Some tests that need `RUN_VERY_SLOW_TESTS=1` to be run because they can take a couple of minutes each. FOr example you need `RUN_VERY_SLOW_TESTS=1 pytest tests/conservation.py` to run the test of the conservation predictor because it uses the large T5 language model.

To create a new test, either add a new function in an existing file under `tests/`, or create a new file starting with `test_` in that folder.
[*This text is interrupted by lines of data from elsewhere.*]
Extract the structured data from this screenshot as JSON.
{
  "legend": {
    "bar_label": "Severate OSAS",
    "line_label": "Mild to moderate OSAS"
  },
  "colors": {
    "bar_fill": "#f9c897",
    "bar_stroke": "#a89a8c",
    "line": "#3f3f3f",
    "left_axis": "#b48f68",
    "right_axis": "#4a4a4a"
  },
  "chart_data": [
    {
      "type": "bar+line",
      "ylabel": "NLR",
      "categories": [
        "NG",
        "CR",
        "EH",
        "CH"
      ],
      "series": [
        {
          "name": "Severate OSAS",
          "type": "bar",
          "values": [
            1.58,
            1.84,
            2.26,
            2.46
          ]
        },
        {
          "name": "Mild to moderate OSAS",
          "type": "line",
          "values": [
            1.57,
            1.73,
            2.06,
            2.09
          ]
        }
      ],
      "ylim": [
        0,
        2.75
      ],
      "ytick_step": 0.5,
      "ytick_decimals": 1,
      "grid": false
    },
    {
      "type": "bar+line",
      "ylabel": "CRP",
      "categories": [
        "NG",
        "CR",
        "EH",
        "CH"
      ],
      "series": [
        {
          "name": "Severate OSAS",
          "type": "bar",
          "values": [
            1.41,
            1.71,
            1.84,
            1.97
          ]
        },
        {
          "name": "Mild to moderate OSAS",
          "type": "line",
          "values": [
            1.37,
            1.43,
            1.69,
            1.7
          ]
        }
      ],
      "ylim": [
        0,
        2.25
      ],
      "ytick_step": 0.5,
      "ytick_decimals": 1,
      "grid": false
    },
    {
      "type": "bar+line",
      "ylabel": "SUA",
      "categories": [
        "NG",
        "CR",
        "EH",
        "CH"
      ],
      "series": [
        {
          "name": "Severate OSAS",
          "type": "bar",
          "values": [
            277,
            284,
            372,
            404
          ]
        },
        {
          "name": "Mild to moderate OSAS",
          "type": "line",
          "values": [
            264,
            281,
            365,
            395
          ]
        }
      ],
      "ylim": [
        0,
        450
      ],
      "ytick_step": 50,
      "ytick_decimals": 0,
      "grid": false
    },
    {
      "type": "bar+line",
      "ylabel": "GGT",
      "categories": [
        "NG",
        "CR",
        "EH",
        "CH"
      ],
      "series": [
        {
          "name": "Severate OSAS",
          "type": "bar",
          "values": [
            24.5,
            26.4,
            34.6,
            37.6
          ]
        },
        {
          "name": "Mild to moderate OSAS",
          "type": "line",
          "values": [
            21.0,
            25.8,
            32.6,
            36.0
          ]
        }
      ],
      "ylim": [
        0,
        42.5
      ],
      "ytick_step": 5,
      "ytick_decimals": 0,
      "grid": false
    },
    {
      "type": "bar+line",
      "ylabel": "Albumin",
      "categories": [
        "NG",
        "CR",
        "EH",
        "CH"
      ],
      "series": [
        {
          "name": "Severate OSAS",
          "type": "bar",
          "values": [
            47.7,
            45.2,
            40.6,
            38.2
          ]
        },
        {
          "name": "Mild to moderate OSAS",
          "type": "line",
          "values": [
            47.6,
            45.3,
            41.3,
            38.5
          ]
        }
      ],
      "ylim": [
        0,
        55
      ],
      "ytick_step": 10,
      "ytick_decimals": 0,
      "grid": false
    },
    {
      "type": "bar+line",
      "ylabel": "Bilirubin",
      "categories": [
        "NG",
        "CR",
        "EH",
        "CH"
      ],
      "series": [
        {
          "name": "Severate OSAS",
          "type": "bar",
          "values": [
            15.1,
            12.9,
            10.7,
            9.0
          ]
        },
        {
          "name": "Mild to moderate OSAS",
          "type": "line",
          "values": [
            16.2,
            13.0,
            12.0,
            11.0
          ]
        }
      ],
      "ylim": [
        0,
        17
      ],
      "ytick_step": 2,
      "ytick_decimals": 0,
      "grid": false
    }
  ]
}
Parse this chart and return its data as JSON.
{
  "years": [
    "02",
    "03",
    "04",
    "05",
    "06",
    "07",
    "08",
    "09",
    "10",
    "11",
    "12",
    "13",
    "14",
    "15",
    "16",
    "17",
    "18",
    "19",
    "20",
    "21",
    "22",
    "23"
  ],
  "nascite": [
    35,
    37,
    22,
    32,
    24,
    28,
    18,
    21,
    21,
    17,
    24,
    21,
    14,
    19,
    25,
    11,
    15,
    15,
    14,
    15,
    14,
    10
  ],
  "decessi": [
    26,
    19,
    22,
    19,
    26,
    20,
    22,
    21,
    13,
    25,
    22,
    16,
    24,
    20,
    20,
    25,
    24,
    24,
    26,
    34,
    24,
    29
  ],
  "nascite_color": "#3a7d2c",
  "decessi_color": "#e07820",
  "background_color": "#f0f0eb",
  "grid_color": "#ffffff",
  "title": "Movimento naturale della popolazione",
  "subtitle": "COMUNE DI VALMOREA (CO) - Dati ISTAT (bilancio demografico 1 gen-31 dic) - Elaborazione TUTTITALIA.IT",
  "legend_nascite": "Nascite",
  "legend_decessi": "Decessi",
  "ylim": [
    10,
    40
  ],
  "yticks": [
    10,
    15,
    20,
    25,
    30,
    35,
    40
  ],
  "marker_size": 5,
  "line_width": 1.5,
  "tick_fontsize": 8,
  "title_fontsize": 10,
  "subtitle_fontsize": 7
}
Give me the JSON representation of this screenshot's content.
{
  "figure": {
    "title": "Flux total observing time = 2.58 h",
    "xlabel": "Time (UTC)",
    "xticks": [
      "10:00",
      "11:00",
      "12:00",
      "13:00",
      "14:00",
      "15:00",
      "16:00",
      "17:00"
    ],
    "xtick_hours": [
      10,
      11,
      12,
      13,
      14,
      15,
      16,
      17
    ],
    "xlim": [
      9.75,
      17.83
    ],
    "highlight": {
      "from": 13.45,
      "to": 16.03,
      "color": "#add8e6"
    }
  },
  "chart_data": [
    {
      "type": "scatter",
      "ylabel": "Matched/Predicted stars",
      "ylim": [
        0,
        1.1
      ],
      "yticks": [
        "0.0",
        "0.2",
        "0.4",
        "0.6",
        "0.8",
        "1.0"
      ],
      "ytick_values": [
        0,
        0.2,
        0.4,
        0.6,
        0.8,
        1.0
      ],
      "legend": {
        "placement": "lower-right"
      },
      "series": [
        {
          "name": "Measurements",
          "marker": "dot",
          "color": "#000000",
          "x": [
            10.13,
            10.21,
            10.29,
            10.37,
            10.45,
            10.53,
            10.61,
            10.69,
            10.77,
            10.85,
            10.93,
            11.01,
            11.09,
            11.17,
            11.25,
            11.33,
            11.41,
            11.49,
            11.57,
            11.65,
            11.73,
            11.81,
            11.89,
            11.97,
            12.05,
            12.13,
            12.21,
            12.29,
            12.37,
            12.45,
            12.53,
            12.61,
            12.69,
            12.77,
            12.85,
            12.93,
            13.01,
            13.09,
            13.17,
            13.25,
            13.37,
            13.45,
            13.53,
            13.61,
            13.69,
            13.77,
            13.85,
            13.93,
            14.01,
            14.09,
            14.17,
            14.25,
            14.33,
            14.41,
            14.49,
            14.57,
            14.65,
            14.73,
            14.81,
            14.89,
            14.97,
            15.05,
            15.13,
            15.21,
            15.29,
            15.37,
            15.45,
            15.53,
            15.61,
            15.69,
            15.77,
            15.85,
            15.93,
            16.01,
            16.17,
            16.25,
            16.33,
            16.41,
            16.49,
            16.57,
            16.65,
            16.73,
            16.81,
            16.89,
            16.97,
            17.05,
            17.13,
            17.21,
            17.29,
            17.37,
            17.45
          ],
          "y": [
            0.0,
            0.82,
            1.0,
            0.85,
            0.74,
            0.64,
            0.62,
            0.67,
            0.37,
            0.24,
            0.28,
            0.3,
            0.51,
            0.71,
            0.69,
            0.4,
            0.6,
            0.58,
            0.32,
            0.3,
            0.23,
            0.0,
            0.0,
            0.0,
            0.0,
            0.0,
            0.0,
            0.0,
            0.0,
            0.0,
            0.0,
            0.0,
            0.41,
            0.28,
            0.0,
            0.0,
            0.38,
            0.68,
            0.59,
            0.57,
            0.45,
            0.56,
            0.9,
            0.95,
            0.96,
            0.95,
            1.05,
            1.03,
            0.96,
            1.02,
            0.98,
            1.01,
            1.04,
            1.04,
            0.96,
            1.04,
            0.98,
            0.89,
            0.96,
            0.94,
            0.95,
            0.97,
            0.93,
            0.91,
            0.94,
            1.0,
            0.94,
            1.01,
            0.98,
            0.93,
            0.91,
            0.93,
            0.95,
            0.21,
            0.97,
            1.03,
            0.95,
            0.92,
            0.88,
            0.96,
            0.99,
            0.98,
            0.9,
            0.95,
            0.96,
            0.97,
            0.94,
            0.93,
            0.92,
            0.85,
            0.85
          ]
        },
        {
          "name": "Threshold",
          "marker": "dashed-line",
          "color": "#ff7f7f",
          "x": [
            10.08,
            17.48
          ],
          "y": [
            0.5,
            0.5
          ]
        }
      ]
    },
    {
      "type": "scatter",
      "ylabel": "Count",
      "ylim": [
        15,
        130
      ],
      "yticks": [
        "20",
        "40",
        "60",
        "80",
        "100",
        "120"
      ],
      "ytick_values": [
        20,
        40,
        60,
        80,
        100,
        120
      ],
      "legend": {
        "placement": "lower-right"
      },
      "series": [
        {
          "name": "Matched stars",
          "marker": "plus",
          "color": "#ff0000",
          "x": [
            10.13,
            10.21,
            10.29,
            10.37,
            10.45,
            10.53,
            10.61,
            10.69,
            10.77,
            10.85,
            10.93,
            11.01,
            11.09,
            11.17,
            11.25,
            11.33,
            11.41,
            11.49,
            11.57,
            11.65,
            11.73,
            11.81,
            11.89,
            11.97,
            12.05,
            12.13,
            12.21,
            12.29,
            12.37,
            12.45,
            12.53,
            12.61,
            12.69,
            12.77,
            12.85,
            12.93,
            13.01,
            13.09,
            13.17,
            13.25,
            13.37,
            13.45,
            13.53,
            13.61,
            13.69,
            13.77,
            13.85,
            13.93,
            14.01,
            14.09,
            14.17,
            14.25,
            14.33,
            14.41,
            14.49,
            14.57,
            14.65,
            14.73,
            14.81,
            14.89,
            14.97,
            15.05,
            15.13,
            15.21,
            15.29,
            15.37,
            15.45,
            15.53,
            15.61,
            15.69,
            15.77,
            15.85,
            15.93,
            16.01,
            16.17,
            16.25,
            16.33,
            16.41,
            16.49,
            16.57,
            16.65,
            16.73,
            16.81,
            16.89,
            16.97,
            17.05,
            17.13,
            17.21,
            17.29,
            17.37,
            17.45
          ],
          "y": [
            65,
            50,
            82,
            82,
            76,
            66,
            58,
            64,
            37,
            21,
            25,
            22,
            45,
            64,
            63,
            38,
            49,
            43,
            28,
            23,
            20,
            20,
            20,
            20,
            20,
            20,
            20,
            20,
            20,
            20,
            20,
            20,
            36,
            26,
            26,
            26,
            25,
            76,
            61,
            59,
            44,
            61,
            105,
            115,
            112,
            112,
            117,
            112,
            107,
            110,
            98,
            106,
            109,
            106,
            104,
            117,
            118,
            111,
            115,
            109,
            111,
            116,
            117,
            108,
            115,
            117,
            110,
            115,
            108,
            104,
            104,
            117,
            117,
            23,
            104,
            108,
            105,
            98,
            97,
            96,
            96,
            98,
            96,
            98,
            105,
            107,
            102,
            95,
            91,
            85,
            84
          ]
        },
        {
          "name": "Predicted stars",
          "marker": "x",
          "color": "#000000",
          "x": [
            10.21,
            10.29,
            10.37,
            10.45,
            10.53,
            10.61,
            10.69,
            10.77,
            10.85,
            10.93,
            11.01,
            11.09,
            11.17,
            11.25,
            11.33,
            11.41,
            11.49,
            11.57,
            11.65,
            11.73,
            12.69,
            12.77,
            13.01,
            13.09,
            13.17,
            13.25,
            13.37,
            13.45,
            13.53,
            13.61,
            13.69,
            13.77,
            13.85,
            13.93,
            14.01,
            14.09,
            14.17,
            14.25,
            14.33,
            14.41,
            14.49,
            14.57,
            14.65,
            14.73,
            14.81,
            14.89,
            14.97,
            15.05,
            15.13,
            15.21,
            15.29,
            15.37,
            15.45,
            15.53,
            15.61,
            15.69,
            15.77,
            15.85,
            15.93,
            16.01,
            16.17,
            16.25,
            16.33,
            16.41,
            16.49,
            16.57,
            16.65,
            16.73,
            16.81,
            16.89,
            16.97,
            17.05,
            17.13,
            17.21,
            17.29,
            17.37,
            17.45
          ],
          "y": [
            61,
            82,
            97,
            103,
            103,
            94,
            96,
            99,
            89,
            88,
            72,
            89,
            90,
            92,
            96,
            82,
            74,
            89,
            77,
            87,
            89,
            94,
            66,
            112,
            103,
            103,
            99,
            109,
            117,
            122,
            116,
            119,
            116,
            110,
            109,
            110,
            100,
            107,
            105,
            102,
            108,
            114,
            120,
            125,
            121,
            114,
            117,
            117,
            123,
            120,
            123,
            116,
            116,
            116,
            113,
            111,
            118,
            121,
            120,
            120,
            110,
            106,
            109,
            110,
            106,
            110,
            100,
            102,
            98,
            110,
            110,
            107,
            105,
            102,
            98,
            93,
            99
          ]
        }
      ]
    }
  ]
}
All functions inside a `test_*.py` file starting with `test_` are run by pytest.

To get the project root as [pathlib.Path](https://docs.python.org/3/library/pathlib.html#basic-use), use `pytestconfig.rootpath`, where pytest will pass `pytestconfig` to your method. Here, we just check the number of entries in `test-data/mapping_file.csv`:

```python
from bio_embeddings.utilities import read_mapping_file


def test_mapping_file_length(pytestconfig):
    mapping_file_path = str(
        pytestconfig.rootpath.joinpath("test-data/mapping_file.csv")
    )
    mapping_file = read_mapping_file(mapping_file_path)
    # Check that the mapping file actually has two rows with data
    assert len(mapping_file) == 2
```

Note that our CI machine doesn't have a GPU, so the tests still need to pass without a GPU. For tests that need a GPU you can use the following:

```python
import pytest
import torch


@pytest.mark.skipif(
    not torch.cuda.is_available(), reason="Can't test the GPU if there isn't any"
)
def test_my_feature():
    ...
```

Note that in CI, we skip some embedder tests marked `SKIP_NEGLEGTED_EMBEDDER_TESTS` for stale and barely used embedder.